Mr Too, in his written submissions, said the "continued failure to sufficiently explain why the letters giving notice of rejection of clemency had been post-dated by up to 10 days... gives rise to a reasonable suspicion that the entire clemency process had been infected with procedural impropriety".
Pannir is also challenging the Attorney-General's refusal to issue him a certifcate of substantive assistance, which might have spared him the death penalty.
He contended that he had substantively helped the Central Narcotics Bureau by providing information that led to the arrest of a drug trafficker named Zamri Mohd Tahir.
Mr Too argued that there was also a reasonable suspicion that the Cabinet failed to take this into account in advising the President to allow Pannir to be executed.
Senior State Counsel Francis Ng, representing the Attorney-General, argued that Pannir did not satisfy the threshold to be given leave to start judicial review proceedings.
Mr Ng said Pannir was "grasping at straws" by relying on the post-dated clemency notification letters.
He said it was clear from the evidence that, prior to May 7, 2019, the Cabinet had advised the President that the law should be allowed to take its course in relation to Pannir.

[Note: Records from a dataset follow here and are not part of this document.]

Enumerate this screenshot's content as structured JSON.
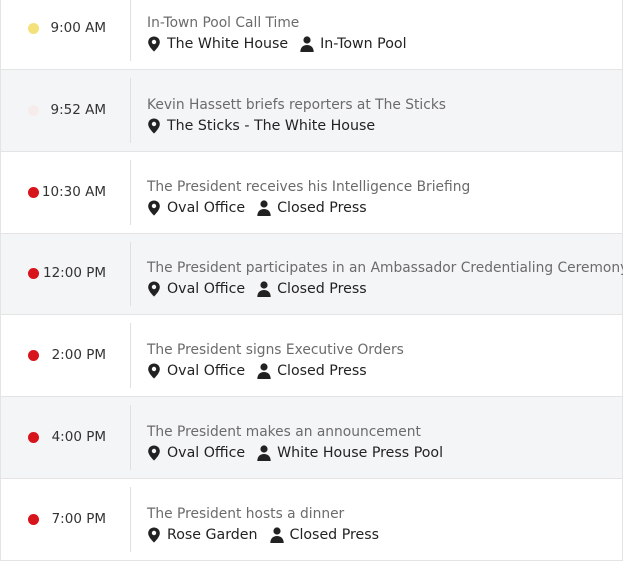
{
  "events": [
    {
      "time": "9:00 AM",
      "title": "In-Town Pool Call Time",
      "location": "The White House",
      "press": "In-Town Pool",
      "dot_color": "#f4e17a",
      "shaded": false
    },
    {
      "time": "9:52 AM",
      "title": "Kevin Hassett briefs reporters at The Sticks",
      "location": "The Sticks - The White House",
      "press": "",
      "dot_color": "#f7ecec",
      "shaded": true
    },
    {
      "time": "10:30 AM",
      "title": "The President receives his Intelligence Briefing",
      "location": "Oval Office",
      "press": "Closed Press",
      "dot_color": "#d7141c",
      "shaded": false
    },
    {
      "time": "12:00 PM",
      "title": "The President participates in an Ambassador Credentialing Ceremony",
      "location": "Oval Office",
      "press": "Closed Press",
      "dot_color": "#d7141c",
      "shaded": true
    },
    {
      "time": "2:00 PM",
      "title": "The President signs Executive Orders",
      "location": "Oval Office",
      "press": "Closed Press",
      "dot_color": "#d7141c",
      "shaded": false
    },
    {
      "time": "4:00 PM",
      "title": "The President makes an announcement",
      "location": "Oval Office",
      "press": "White House Press Pool",
      "dot_color": "#d7141c",
      "shaded": true
    },
    {
      "time": "7:00 PM",
      "title": "The President hosts a dinner",
      "location": "Rose Garden",
      "press": "Closed Press",
      "dot_color": "#d7141c",
      "shaded": false
    }
  ],
  "icons": {
    "location": "map-pin-icon",
    "press": "person-icon"
  }
}
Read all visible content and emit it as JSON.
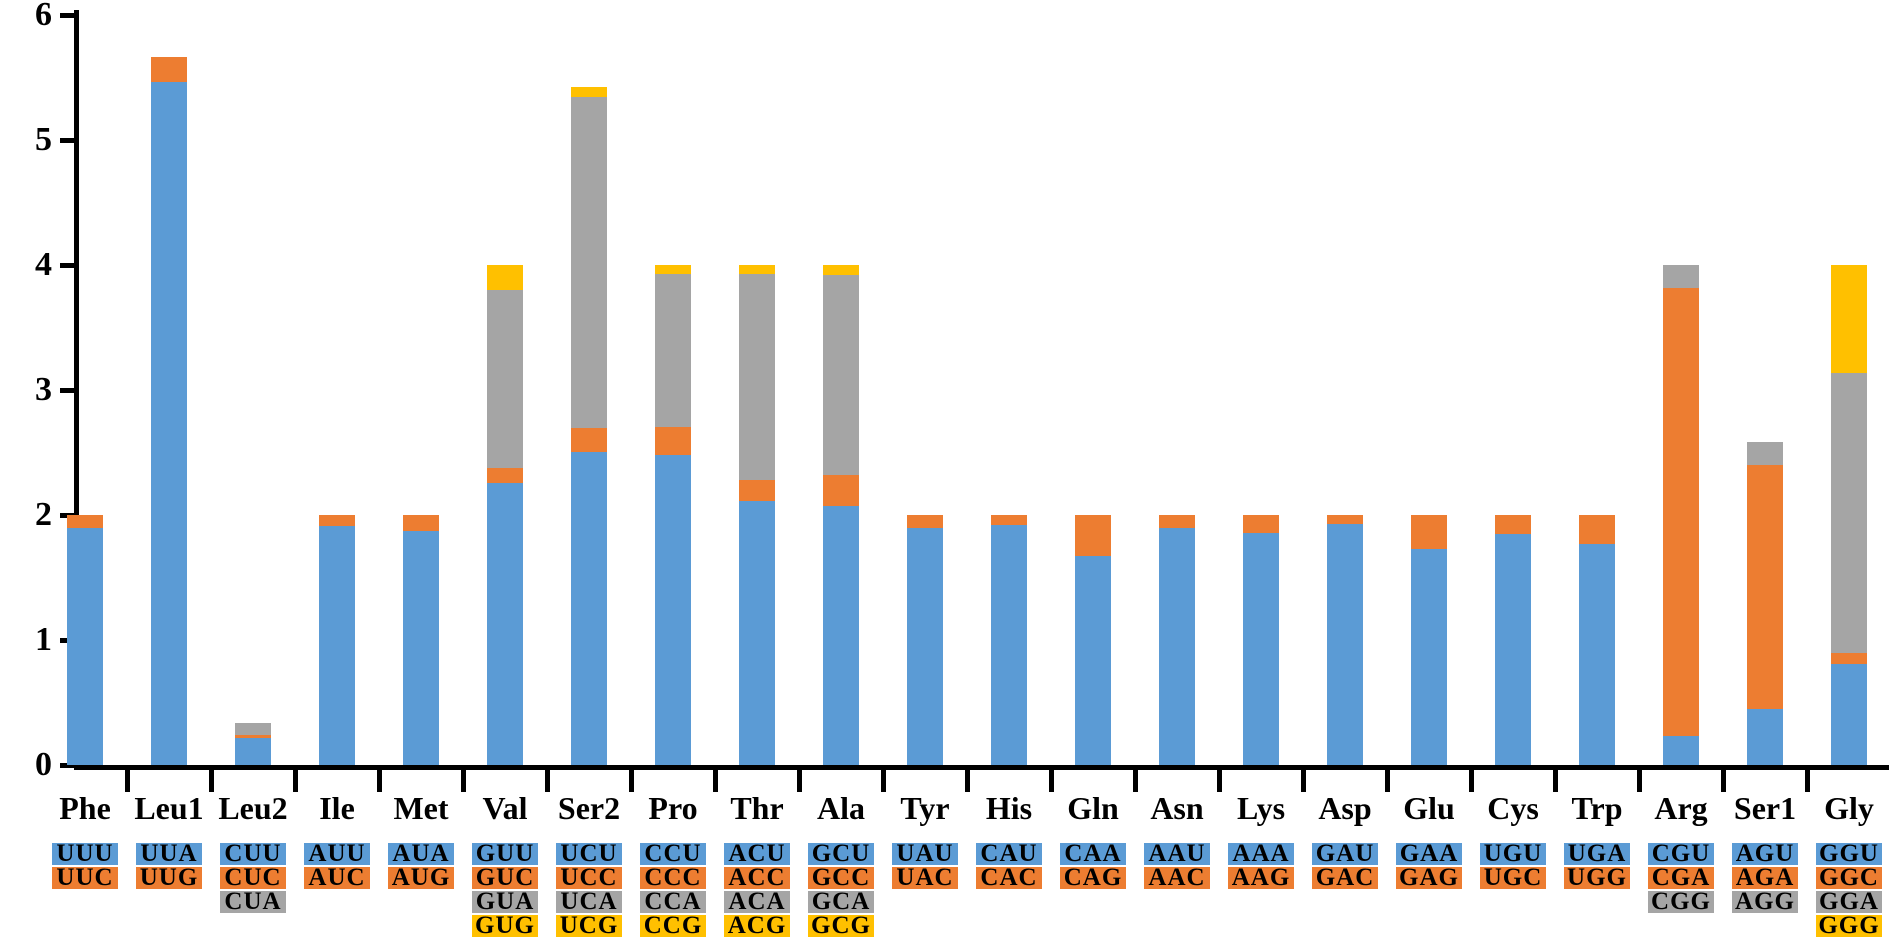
{
  "chart_data": {
    "type": "bar",
    "subtype": "stacked-vertical",
    "title": "",
    "xlabel": "",
    "ylabel": "",
    "ylim": [
      0,
      6
    ],
    "yticks": [
      "0",
      "1",
      "2",
      "3",
      "4",
      "5",
      "6"
    ],
    "grid": "off",
    "legend": "none",
    "segment_palette": [
      "#5B9BD5",
      "#ED7D31",
      "#A5A5A5",
      "#FFC000"
    ],
    "axis_color": "#000000",
    "groups": [
      {
        "label": "Phe",
        "codons": [
          {
            "codon": "UUU",
            "value": 1.9
          },
          {
            "codon": "UUC",
            "value": 0.1
          }
        ]
      },
      {
        "label": "Leu1",
        "codons": [
          {
            "codon": "UUA",
            "value": 5.46
          },
          {
            "codon": "UUG",
            "value": 0.2
          }
        ]
      },
      {
        "label": "Leu2",
        "codons": [
          {
            "codon": "CUU",
            "value": 0.22
          },
          {
            "codon": "CUC",
            "value": 0.02
          },
          {
            "codon": "CUA",
            "value": 0.1
          }
        ]
      },
      {
        "label": "Ile",
        "codons": [
          {
            "codon": "AUU",
            "value": 1.91
          },
          {
            "codon": "AUC",
            "value": 0.09
          }
        ]
      },
      {
        "label": "Met",
        "codons": [
          {
            "codon": "AUA",
            "value": 1.87
          },
          {
            "codon": "AUG",
            "value": 0.13
          }
        ]
      },
      {
        "label": "Val",
        "codons": [
          {
            "codon": "GUU",
            "value": 2.26
          },
          {
            "codon": "GUC",
            "value": 0.12
          },
          {
            "codon": "GUA",
            "value": 1.42
          },
          {
            "codon": "GUG",
            "value": 0.2
          }
        ]
      },
      {
        "label": "Ser2",
        "codons": [
          {
            "codon": "UCU",
            "value": 2.5
          },
          {
            "codon": "UCC",
            "value": 0.19
          },
          {
            "codon": "UCA",
            "value": 2.65
          },
          {
            "codon": "UCG",
            "value": 0.08
          }
        ]
      },
      {
        "label": "Pro",
        "codons": [
          {
            "codon": "CCU",
            "value": 2.49
          },
          {
            "codon": "CCC",
            "value": 0.22
          },
          {
            "codon": "CCA",
            "value": 1.22
          },
          {
            "codon": "CCG",
            "value": 0.07
          }
        ]
      },
      {
        "label": "Thr",
        "codons": [
          {
            "codon": "ACU",
            "value": 2.11
          },
          {
            "codon": "ACC",
            "value": 0.17
          },
          {
            "codon": "ACA",
            "value": 1.65
          },
          {
            "codon": "ACG",
            "value": 0.07
          }
        ]
      },
      {
        "label": "Ala",
        "codons": [
          {
            "codon": "GCU",
            "value": 2.07
          },
          {
            "codon": "GCC",
            "value": 0.25
          },
          {
            "codon": "GCA",
            "value": 1.6
          },
          {
            "codon": "GCG",
            "value": 0.08
          }
        ]
      },
      {
        "label": "Tyr",
        "codons": [
          {
            "codon": "UAU",
            "value": 1.9
          },
          {
            "codon": "UAC",
            "value": 0.1
          }
        ]
      },
      {
        "label": "His",
        "codons": [
          {
            "codon": "CAU",
            "value": 1.92
          },
          {
            "codon": "CAC",
            "value": 0.08
          }
        ]
      },
      {
        "label": "Gln",
        "codons": [
          {
            "codon": "CAA",
            "value": 1.67
          },
          {
            "codon": "CAG",
            "value": 0.33
          }
        ]
      },
      {
        "label": "Asn",
        "codons": [
          {
            "codon": "AAU",
            "value": 1.9
          },
          {
            "codon": "AAC",
            "value": 0.1
          }
        ]
      },
      {
        "label": "Lys",
        "codons": [
          {
            "codon": "AAA",
            "value": 1.86
          },
          {
            "codon": "AAG",
            "value": 0.14
          }
        ]
      },
      {
        "label": "Asp",
        "codons": [
          {
            "codon": "GAU",
            "value": 1.93
          },
          {
            "codon": "GAC",
            "value": 0.07
          }
        ]
      },
      {
        "label": "Glu",
        "codons": [
          {
            "codon": "GAA",
            "value": 1.73
          },
          {
            "codon": "GAG",
            "value": 0.27
          }
        ]
      },
      {
        "label": "Cys",
        "codons": [
          {
            "codon": "UGU",
            "value": 1.85
          },
          {
            "codon": "UGC",
            "value": 0.15
          }
        ]
      },
      {
        "label": "Trp",
        "codons": [
          {
            "codon": "UGA",
            "value": 1.77
          },
          {
            "codon": "UGG",
            "value": 0.23
          }
        ]
      },
      {
        "label": "Arg",
        "codons": [
          {
            "codon": "CGU",
            "value": 0.23
          },
          {
            "codon": "CGA",
            "value": 3.59
          },
          {
            "codon": "CGG",
            "value": 0.18
          }
        ]
      },
      {
        "label": "Ser1",
        "codons": [
          {
            "codon": "AGU",
            "value": 0.45
          },
          {
            "codon": "AGA",
            "value": 1.95
          },
          {
            "codon": "AGG",
            "value": 0.18
          }
        ]
      },
      {
        "label": "Gly",
        "codons": [
          {
            "codon": "GGU",
            "value": 0.81
          },
          {
            "codon": "GGC",
            "value": 0.09
          },
          {
            "codon": "GGA",
            "value": 2.24
          },
          {
            "codon": "GGG",
            "value": 0.86
          }
        ]
      }
    ]
  }
}
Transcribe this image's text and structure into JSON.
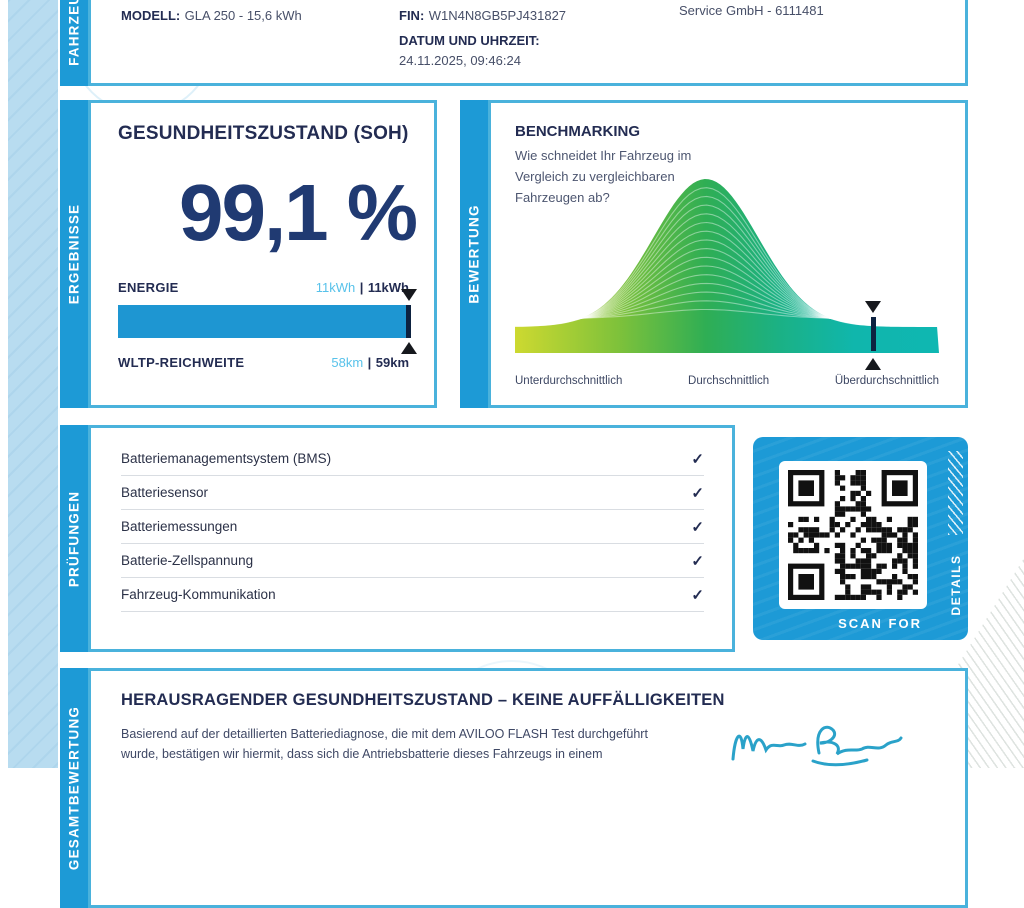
{
  "certificate": {
    "vehicle": {
      "section_label": "FAHRZEUG",
      "model_label": "MODELL:",
      "model_value": "GLA 250 - 15,6 kWh",
      "fin_label": "FIN:",
      "fin_value": "W1N4N8GB5PJ431827",
      "datetime_label": "DATUM UND UHRZEIT:",
      "datetime_value": "24.11.2025, 09:46:24",
      "issuer": "Service GmbH - 6111481"
    },
    "results": {
      "section_label": "ERGEBNISSE",
      "title": "GESUNDHEITSZUSTAND (SOH)",
      "soh_value": "99,1 %",
      "energy_label": "ENERGIE",
      "energy_current": "11kWh",
      "energy_separator": "|",
      "energy_original": "11kWh",
      "energy_bar_fill_pct": 100,
      "range_label": "WLTP-REICHWEITE",
      "range_current": "58km",
      "range_separator": "|",
      "range_original": "59km"
    },
    "benchmark": {
      "section_label": "BEWERTUNG",
      "title": "BENCHMARKING",
      "question": "Wie schneidet Ihr Fahrzeug im Vergleich zu vergleichbaren Fahrzeugen ab?"
    },
    "checks": {
      "section_label": "PRÜFUNGEN",
      "check_glyph": "✓",
      "items": [
        "Batteriemanagementsystem (BMS)",
        "Batteriesensor",
        "Batteriemessungen",
        "Batterie-Zellspannung",
        "Fahrzeug-Kommunikation"
      ]
    },
    "qr": {
      "scan_for": "SCAN FOR",
      "details": "DETAILS"
    },
    "summary": {
      "section_label": "GESAMTBEWERTUNG",
      "heading": "HERAUSRAGENDER GESUNDHEITSZUSTAND – KEINE AUFFÄLLIGKEITEN",
      "body_line1": "Basierend auf der detaillierten Batteriediagnose, die mit dem AVILOO FLASH Test durchgeführt",
      "body_line2": "wurde, bestätigen wir hiermit, dass sich die Antriebsbatterie dieses Fahrzeugs in einem"
    },
    "colors": {
      "accent_blue": "#1d9ad6",
      "box_border": "#4ab2dc",
      "bar_blue": "#1e96d2",
      "navy_text": "#232c52",
      "soh_navy": "#203a72",
      "value_light_blue": "#58c2ea",
      "marker_dark": "#0d2240"
    }
  },
  "chart_data": {
    "type": "area",
    "title": "BENCHMARKING",
    "curve": "bell",
    "x_categories": [
      "Unterdurchschnittlich",
      "Durchschnittlich",
      "Überdurchschnittlich"
    ],
    "peak_position_pct": 45,
    "vehicle_marker_pct": 84.5,
    "gradient": [
      "#cdd930",
      "#7cc13b",
      "#2fae54",
      "#1bb184",
      "#0fb7b2"
    ],
    "legend": "none",
    "grid": "off"
  }
}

Mr Ng noted that the use of such letters was not a legal requirement but issued as a matter of administration to notify interested persons of the outcome of the clemency process.
He added that Pannir's identification of the drug trafficker came well after Zamri was arrested.
"It is indisputable that no information provided by the applicant was used in the prosecution of Zamri," said Mr Ng.